Toutefois, les médecins de famille n’auront aucune obligation d’être de garde. « Les Français doivent pouvoir trouver facilement un médecin de garde », a-t-il toutefois déclaré en promettant aux 600.000 patients atteints d’une maladie chronique qu’un médecin de premier recours leur serait proposé avant la fin de l’année. M. Macron a également critiqué la « désinvolture » de certains patients qui ont accès aux soins et ne se présentent pas à leurs rendez-vous.

Lire la suite Retraites, inflation, climat : Macron se dirige vers une année 2023 pleine d’incertitudes

Effondrement des soins de santé

Dans un hôpital de Guyane française, le chef du parti de gauche La France Insoumise (LFI), Jean-Luc Mélenchon, s’est moqué de M. Macron en le qualifiant de « caricature libérale ». Il a parlé d’un dirigeant « perdu dans les détails » qui, lui-même, « organise l’effondrement de la santé ».

M. Mélenchon a désapprouvé que le président incrimine les 35 heures. « Aller vers un financement reposant sur une rémunération en fonction d’objectifs de santé publique… On va tout droit vers un hôpital à l’américaine ! » Aurélien Taché, député d’Europe Ecologie Les Verts (EELV, parti écologiste français).

Les responsables du parti d’extrême droite Rassemblement national se sont fait plus discrets. Ils avaient également proposé de libérer du « temps médical » en déléguant certaines tâches aux pharmaciens et infirmiers.

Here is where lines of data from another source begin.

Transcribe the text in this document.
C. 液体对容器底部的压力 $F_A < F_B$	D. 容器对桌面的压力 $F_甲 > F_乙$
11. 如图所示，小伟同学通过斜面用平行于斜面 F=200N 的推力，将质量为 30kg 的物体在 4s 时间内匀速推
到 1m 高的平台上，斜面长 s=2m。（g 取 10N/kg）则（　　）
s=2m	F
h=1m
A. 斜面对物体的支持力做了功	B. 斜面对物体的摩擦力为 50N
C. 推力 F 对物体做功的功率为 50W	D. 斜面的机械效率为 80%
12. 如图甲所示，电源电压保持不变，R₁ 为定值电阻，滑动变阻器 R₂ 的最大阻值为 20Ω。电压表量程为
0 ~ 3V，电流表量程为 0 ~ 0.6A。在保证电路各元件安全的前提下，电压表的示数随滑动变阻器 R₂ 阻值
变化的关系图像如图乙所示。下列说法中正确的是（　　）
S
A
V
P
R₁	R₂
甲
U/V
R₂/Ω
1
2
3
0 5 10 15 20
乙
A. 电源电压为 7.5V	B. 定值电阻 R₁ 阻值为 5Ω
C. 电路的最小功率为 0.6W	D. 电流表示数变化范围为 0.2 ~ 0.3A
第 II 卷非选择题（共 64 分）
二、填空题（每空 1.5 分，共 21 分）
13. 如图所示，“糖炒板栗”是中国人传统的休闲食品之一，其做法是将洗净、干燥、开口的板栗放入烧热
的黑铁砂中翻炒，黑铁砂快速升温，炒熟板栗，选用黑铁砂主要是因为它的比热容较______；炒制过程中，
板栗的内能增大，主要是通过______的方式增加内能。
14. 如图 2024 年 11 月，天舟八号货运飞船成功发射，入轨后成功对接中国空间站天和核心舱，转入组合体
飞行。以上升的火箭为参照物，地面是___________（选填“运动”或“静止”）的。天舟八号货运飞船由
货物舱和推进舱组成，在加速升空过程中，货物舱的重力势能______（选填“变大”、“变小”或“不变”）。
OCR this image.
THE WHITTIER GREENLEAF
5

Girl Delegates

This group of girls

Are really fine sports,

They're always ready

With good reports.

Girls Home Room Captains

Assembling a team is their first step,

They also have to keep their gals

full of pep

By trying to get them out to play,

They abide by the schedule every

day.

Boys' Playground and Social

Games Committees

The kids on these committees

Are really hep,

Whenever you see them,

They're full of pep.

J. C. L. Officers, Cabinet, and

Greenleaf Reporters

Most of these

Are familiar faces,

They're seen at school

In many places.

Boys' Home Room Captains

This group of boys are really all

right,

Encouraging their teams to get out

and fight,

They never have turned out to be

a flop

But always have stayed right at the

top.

Ce plan suffira-t-il à sauver le système de santé français ? Une instance représentative des infirmières s’est dite satisfaite tandis que les syndicats de médecins généralistes ont exprimé leur forte déception.

Roselyne Bachelot, pharmacienne de profession et ancienne ministre de la santé, a déclaré à la télévision France 5 que « le problème n’est pas d’abord à l’hôpital, mais avec la médecine de premier recours ». « Nous sommes au bout du chemin des politiques incitatives, elles ont globalement échoué », a-t-elle déclaré.

Nous sommes intéressés par votre expérience d’utilisation du site.

M. Macron a renouvelé vendredi ce pari incitatif, en promettant de revenir pour continuer à regarder « ce qui marche et ce qui ne marche pas » et s’assurer « avant tout, qu’il soit mis en oeuvre ». Mais le président a concédé avec réalisme que « dans les années à venir (…) nous vivrons dans une situation qui se dégrade ».

Lire la suite Plan hospitalier français: une pilule, si elle ne guérit pas, fera l’affaire pour l’instant

Traduction d’un article original publié en français sur lemonde.fr ; l’éditeur ne peut être responsable que de la version française.

Soyez le premier à commenter

Poster un Commentaire

Votre adresse de messagerie ne sera pas publiée.